Luciano virou o tronco e enfiou a mão enluvada na bolsa, tirou de lá um celular simples e estendeu a mão para ela.

- Tome, ligue o celular quando quiser falar comigo. Estou partindo por não aceitar o que ele está fazendo com aquelas pessoas inocentes, e eu me nego a fazer parte daquele circo de horrores. Seja forte, Nadine, nunca se dobre a homem nenhum. Deus não está no sacrifício, entendeu? Ele não precisa de um modelo perfeito. Seja você mesma, mesmo que isso custe a sua vida.

Nadine se lançou contra o irmão, o abraçou forte o suficiente para marca-lo em sua alma. Chorou até perder as forças, no fim, se afastou e sob uma cortina de lágrimas o viu se afastar até desaparecer.

Voltou para casa se arrastando, de cabeça baixa, segurando o cotovelo com a outra mão. Ao passar pelo portão viu o pai, parado junto a porta carregando um olhar indecifrável até mesmo para ela.

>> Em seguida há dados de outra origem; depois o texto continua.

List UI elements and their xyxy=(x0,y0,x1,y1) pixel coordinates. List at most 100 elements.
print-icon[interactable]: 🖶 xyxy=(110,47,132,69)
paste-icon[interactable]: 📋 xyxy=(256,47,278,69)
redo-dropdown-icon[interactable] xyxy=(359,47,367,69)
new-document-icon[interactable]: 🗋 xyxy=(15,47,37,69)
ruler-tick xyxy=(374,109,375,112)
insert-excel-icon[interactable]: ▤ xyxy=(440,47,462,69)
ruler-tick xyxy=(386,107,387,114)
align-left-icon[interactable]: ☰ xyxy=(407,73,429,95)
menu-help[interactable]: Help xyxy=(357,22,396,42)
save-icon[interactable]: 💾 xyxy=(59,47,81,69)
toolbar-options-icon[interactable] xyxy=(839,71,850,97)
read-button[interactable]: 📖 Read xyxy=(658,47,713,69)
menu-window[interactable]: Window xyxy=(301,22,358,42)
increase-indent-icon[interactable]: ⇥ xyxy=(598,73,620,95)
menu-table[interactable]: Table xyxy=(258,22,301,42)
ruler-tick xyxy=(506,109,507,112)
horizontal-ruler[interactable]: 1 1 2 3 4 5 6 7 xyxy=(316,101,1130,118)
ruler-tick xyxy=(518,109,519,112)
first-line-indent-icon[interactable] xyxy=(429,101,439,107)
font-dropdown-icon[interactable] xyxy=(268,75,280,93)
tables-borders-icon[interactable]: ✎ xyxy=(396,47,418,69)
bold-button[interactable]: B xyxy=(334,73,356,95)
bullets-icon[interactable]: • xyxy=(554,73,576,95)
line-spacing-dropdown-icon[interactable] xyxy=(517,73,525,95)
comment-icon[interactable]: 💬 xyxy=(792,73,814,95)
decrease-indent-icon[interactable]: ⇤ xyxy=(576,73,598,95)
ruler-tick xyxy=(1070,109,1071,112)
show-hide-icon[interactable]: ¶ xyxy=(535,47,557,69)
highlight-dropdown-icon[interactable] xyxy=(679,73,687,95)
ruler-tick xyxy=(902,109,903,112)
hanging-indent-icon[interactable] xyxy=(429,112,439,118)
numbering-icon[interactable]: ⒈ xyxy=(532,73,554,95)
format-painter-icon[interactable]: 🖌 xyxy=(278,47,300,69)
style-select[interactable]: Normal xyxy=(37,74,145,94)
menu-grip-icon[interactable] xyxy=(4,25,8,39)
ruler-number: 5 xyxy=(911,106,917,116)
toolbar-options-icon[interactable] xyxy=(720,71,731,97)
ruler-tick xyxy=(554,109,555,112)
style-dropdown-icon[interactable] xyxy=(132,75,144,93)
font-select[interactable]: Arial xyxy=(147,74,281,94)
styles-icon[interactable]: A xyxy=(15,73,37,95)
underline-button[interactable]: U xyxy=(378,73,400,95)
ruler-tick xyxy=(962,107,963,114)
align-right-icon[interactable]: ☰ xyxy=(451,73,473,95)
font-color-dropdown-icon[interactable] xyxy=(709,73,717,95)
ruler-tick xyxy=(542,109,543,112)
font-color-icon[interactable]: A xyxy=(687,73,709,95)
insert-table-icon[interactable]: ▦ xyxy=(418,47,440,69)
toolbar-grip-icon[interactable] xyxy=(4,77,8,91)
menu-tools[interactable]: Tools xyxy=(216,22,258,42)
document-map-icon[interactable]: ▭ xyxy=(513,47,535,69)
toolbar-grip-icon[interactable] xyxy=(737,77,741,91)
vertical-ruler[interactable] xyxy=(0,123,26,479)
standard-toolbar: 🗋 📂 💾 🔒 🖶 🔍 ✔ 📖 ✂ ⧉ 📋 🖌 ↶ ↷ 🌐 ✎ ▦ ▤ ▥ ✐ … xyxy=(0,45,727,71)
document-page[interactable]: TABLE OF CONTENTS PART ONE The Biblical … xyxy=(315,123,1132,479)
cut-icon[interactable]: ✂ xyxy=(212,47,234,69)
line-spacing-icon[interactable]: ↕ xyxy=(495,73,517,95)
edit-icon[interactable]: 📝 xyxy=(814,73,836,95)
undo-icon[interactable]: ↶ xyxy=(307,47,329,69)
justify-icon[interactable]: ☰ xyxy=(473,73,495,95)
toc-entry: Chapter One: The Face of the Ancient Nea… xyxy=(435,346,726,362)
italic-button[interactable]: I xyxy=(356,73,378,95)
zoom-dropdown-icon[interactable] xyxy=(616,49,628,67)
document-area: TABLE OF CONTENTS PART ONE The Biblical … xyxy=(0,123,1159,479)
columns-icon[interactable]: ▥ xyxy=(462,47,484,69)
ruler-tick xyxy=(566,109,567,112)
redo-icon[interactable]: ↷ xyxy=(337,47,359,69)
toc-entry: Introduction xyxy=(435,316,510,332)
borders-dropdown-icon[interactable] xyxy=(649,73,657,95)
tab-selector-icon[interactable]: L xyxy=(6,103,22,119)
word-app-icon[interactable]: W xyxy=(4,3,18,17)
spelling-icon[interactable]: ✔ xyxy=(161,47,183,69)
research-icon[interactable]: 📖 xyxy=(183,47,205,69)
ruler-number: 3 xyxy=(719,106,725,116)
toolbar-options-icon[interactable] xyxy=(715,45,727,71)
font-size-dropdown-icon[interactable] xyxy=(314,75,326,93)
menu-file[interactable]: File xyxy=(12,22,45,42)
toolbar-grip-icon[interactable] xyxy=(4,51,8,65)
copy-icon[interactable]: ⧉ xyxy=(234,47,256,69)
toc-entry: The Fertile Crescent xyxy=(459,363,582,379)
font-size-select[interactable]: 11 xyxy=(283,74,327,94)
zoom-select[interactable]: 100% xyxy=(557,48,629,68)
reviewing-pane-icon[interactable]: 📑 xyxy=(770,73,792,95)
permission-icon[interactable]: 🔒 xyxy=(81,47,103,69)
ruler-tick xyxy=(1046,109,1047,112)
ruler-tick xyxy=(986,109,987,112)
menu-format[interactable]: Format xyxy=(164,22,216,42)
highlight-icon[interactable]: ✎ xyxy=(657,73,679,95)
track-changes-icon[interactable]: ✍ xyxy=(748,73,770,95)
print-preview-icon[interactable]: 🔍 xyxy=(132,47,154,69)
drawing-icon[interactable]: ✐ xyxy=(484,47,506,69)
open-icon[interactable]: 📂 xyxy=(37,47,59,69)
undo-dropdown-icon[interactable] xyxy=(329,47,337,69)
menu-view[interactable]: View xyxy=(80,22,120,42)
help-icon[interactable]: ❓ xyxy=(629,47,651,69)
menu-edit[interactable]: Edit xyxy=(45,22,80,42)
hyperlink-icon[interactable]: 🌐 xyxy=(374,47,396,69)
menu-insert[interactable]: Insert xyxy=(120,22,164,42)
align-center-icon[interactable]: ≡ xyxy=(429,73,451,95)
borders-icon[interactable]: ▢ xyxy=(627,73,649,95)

- Ele se foi? - Indagou a filha.

- Sim. - Ela soluçou, encolhida. - Luciano se foi.

- Não chore. Deus nos livra do mal todos os dias. Entre, mais tarde vamos a igreja. O filho do pastor Durval voltou da capital e estará presente.

(***)

Enquanto Elizeu dirigia até a igreja, Nadine teve tempo de pensar sobre o que irmão havia dito. Fazia alguns anos que Elizeu e Durval, amigos da antiga igreja onde pertenciam, resolveram sair, alegando que a igreja era errada, e que eles haviam recebido o chamado para abrir uma, verdadeira.

Elizeu cedeu o terreno que Cristina havia ganhado da família falecida, quando ainda gestava o pequeno Luciano. Na concepção dele, Luciano devia por todo o tempo em que foi cuidado, e bancado. Cristina, depois que pariu Nadine nunca mais foi a mesma. Estava cada dia mais fraca, triste e louca, até que um dia foi parar dentro do escritório do marido e acabou com a própria vida.

Pelo menos, isso que Elizeu propagou.

Na igreja acontecia da seguinte forma. As jovens eram aconselhadas a se guardar para o esposo que Durval escolheria depois de uma entrevista particular com cada jovem em idade de casamento. Caso alguma moça fosse desobediente, até mesmo por um beijo, ele incitava a mãe, ou qualquer outra mulher a surrar a pecadora. Ela era humilhada durante o culto.

Obviamente que aconteceu somente duas vezes. O que levou Nadine a pensar que, ou elas temiam a ponto de não fazer, ou, faziam muito bem feito e escondido.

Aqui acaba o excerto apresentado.